“Vá. Vamos comer, minha querida Leonor?"

Rede pioneira em Barcelos ensina cuidadores a tratar de dependentes.

Foto
Cuidadores, sempre atarefados, não têm tempo para as suas vidas NELSON GARRIDO

“Vá. Vamos comer, minha querida Leonor?”, pergunta Isabel Oliveira à sogra, acamada há anos, com demência, no quarto lá de casa, em Barcelos, “onde não lhe faltam mimos e todos os cuidados como se fosse um bebé”. Leonor, com 80 anos, anui com a cabeça, com olhar silencioso sem reconhecer a nora, enquanto espera pela primeira colher de comida. “É preciso fazer-lhe tudo. Ando exausta, mas faço por gosto”, conta, enquanto lembra os sustos que já apanhou com “pele a esfarelar e as feridas no corpo que não sabia como tratar”. Se alguém a tivesse ensinado a cuidar da sogra teria sido “muito melhor”, admite.

É precisamente esta formação do cuidador informal (aquele que cuida de familiares ou dependentes em casa) e também formal (técnicos profissionais) que a Rede Local de Cuidados Especializados  — que resulta de uma iniciativa da Câmara de Barcelos, da Associação AVC, e das casas de saúde de S. João de Deus e de S. José —  pretende fazer, no âmbito de um projecto mais alargado e pioneiro no país. E que esta segunda-feira, dia em que se assinala o Dia Mundial da Saúde Mental, arranca em Barcelos. São quatro os projectos, mas, por agora, a rede inaugura o Procuidador — Programa de Intervenção em Cuidadores AVC/Demências e o Gabinete de Apoio Especializado.

“O objectivo é também melhorar a qualidade de vida e bem-estar do cuidador e prevenir a sobrecarga e consequentes problemas de saúde mental associados, como depressão, cansaço e isolamento”, explica a psicopedagoga Raquel Martins, da Casa de Saúde de São João de Deus. É uma das coordenadoras desta nova rede local.

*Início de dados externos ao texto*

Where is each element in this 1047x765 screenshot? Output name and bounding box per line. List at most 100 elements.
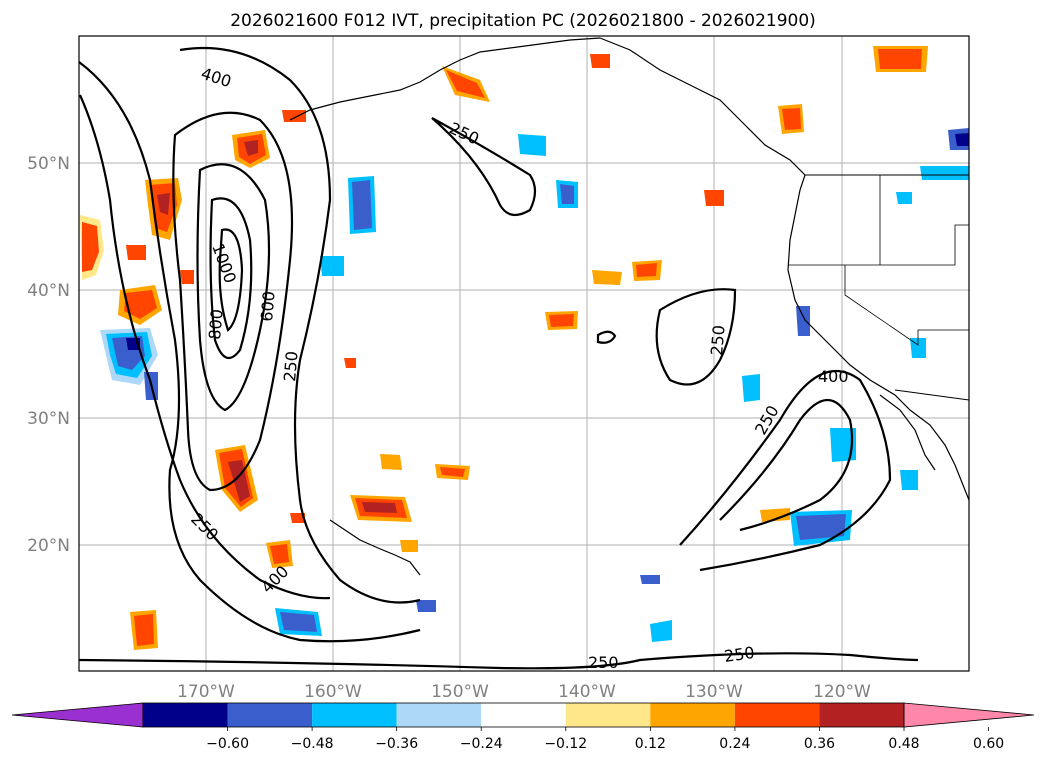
colorbar: −0.60 −0.48 −0.36 −0.24 −0.12 0.12 0.24 0.36 0.4… xyxy=(11,702,1035,752)
colorbar-cells xyxy=(11,702,1035,728)
ivt-contour-800 xyxy=(209,197,253,360)
precip-area xyxy=(742,374,760,402)
colorbar-outline xyxy=(142,702,905,728)
coastlines xyxy=(289,37,970,576)
ivt-contour-600 xyxy=(196,163,271,412)
lon-label: 130°W xyxy=(685,682,743,702)
ivt-contours xyxy=(78,46,919,670)
lon-label: 160°W xyxy=(304,682,362,702)
contour-label: 250 xyxy=(707,324,729,356)
precip-area xyxy=(830,428,856,462)
precip-area xyxy=(270,544,289,564)
contour-label: 400 xyxy=(818,367,849,386)
colorbar-extend-low xyxy=(11,702,144,728)
hawaii-islands xyxy=(329,519,421,576)
lat-label: 20°N xyxy=(27,536,70,556)
precip-area xyxy=(228,460,250,502)
precip-area xyxy=(878,49,922,69)
state-border xyxy=(788,224,969,266)
lon-label: 140°W xyxy=(558,682,616,702)
latitude-labels: 50°N 40°N 30°N 20°N xyxy=(27,154,70,556)
precip-area xyxy=(400,540,418,552)
lat-label: 40°N xyxy=(27,281,70,301)
longitude-labels: 170°W 160°W 150°W 140°W 130°W 120°W xyxy=(177,682,871,702)
colorbar-cell xyxy=(396,703,482,727)
colorbar-cell xyxy=(565,703,651,727)
colorbar-cell xyxy=(819,703,904,727)
ivt-contour-250-west xyxy=(78,61,421,643)
contour-label: 800 xyxy=(205,308,227,340)
precip-area xyxy=(134,614,154,646)
precip-area xyxy=(157,193,170,215)
ivt-contour-250-south xyxy=(78,652,919,670)
precip-area xyxy=(704,190,724,206)
baja-california xyxy=(879,394,936,471)
graticule xyxy=(79,36,969,671)
colorbar-ticks: −0.60 −0.48 −0.36 −0.24 −0.12 0.12 0.24 0.36 0.4… xyxy=(206,727,1004,752)
precip-area xyxy=(636,263,657,277)
precip-area xyxy=(920,166,969,180)
precip-area xyxy=(590,54,610,68)
precip-area xyxy=(280,612,317,632)
colorbar-tick-label: 0.24 xyxy=(719,736,750,752)
precip-area xyxy=(796,306,810,336)
lon-label: 170°W xyxy=(177,682,235,702)
precip-area xyxy=(650,620,672,642)
precip-area xyxy=(592,270,622,285)
lat-label: 50°N xyxy=(27,154,70,174)
ivt-contour-400-coastal xyxy=(719,399,854,532)
ivt-contour-1000 xyxy=(218,228,244,332)
contour-label: 250 xyxy=(280,350,302,382)
precip-area xyxy=(782,108,801,130)
precip-area xyxy=(896,192,912,204)
contour-label: 250 xyxy=(723,643,756,666)
precip-area xyxy=(518,134,546,156)
ivt-contour-400-inner xyxy=(172,111,294,492)
lon-label: 150°W xyxy=(431,682,489,702)
colorbar-tick-label: −0.48 xyxy=(291,736,334,752)
colorbar-tick-label: 0.48 xyxy=(888,736,919,752)
precip-area xyxy=(796,514,846,540)
precip-area xyxy=(126,245,146,260)
ivt-contour-250-east xyxy=(655,288,737,386)
contour-label: 600 xyxy=(257,290,279,322)
precip-area xyxy=(362,502,397,513)
colorbar-tick-label: −0.24 xyxy=(460,736,503,752)
colorbar-cell xyxy=(481,703,566,727)
contour-label: 250 xyxy=(588,653,619,672)
colorbar-cell xyxy=(143,703,228,727)
precip-area xyxy=(290,513,305,523)
ivt-contour-250-coastal xyxy=(679,369,892,572)
precip-area xyxy=(549,314,574,327)
colorbar-tick-label: −0.60 xyxy=(206,736,249,752)
colorbar-tick-label: 0.36 xyxy=(804,736,835,752)
precip-area xyxy=(910,338,926,358)
colorbar-tick-label: −0.12 xyxy=(544,736,587,752)
precip-area xyxy=(760,508,790,522)
figure-title: 2026021600 F012 IVT, precipitation PC (2… xyxy=(230,11,816,31)
colorbar-tick-label: 0.60 xyxy=(973,736,1004,752)
precip-area xyxy=(180,270,194,284)
precip-area xyxy=(380,454,402,470)
colorbar-extend-high xyxy=(903,702,1035,728)
colorbar-cell xyxy=(650,703,735,727)
colorbar-tick-label: −0.36 xyxy=(375,736,418,752)
precip-area xyxy=(416,600,436,612)
precip-area xyxy=(640,575,660,584)
colorbar-cell xyxy=(227,703,313,727)
na-west-coast xyxy=(599,37,970,501)
precip-area xyxy=(344,358,356,368)
lat-label: 30°N xyxy=(27,409,70,429)
map-frame xyxy=(78,35,970,672)
precip-area xyxy=(900,470,918,490)
map-background xyxy=(79,36,969,671)
precip-area xyxy=(446,70,485,98)
aleutian-coast xyxy=(289,37,601,121)
colorbar-cell xyxy=(312,703,397,727)
precip-area xyxy=(560,184,574,204)
precip-negative-areas xyxy=(100,128,969,642)
precip-area xyxy=(282,110,306,122)
precip-positive-areas xyxy=(80,46,928,650)
precip-area xyxy=(955,133,969,146)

Cansada com “toda esta carga de trabalho”

Isabel Oliveira não reconhece estes problemas, ainda que se sinta cansada, com “toda esta carga de trabalho” ao tratar da sogra, que também sofre de atrofia muscular. Mas a filha Rute Coelho, ao lado, que vai participar nas formações da rede local “para aprender como melhor cuidar da avó”, insiste que “a mãe anda esgotada”. Não tem vida própria, insiste a filha. Se sai de casa é por pouco tempo. Tem quase sempre de regressar a correr. A mãe ouve a filha e encolhe os ombros, porque cuida da sogra por gosto.

Também Bernardete Cardoso, de outra freguesia de Barcelos, anda sempre numa roda-viva entre os recados e os cuidados ao sogro de 80 anos, com Alzheimer e a quem é preciso fazer tudo.  “Olhe que é mesmo muito complicado e cansativo, porque não pára quieto e é preciso andar sempre em cima dele como um autêntico bebé adulto a fazer asneiras”, conta.  

Já Manuel Mano, com os seus 80 anos cheios de boa disposição, também anda sempre a correr de um lado para o outro para cuidar da mulher. Mas ainda consegue arranjar tempo com a ajuda das filhas que o substituem nos cuidados quando precisa de sair e treinar na equipa de boccia da Associação AVC, em Barcelos. Esteve aos cuidados da mulher quando sofreu o acidente vascular cerebral para agora se inverterem os papéis e tratar dela após ser diagnosticada com neoplasia renal em estado paliativo, com quadro demencial.

“Passa o dia na cama e já nem sequer vê as telenovelas de que tanto gostava”, lamenta Manuel Mano. “Este senhor é uma força da natureza. Já vou com outra visão da vida”, atira, ao lado, Rute Coelho, que foi “muito abaixo” quando começou a ver a avó adoecer. “Era a mulher mais bonita e cheia de vida da freguesia.”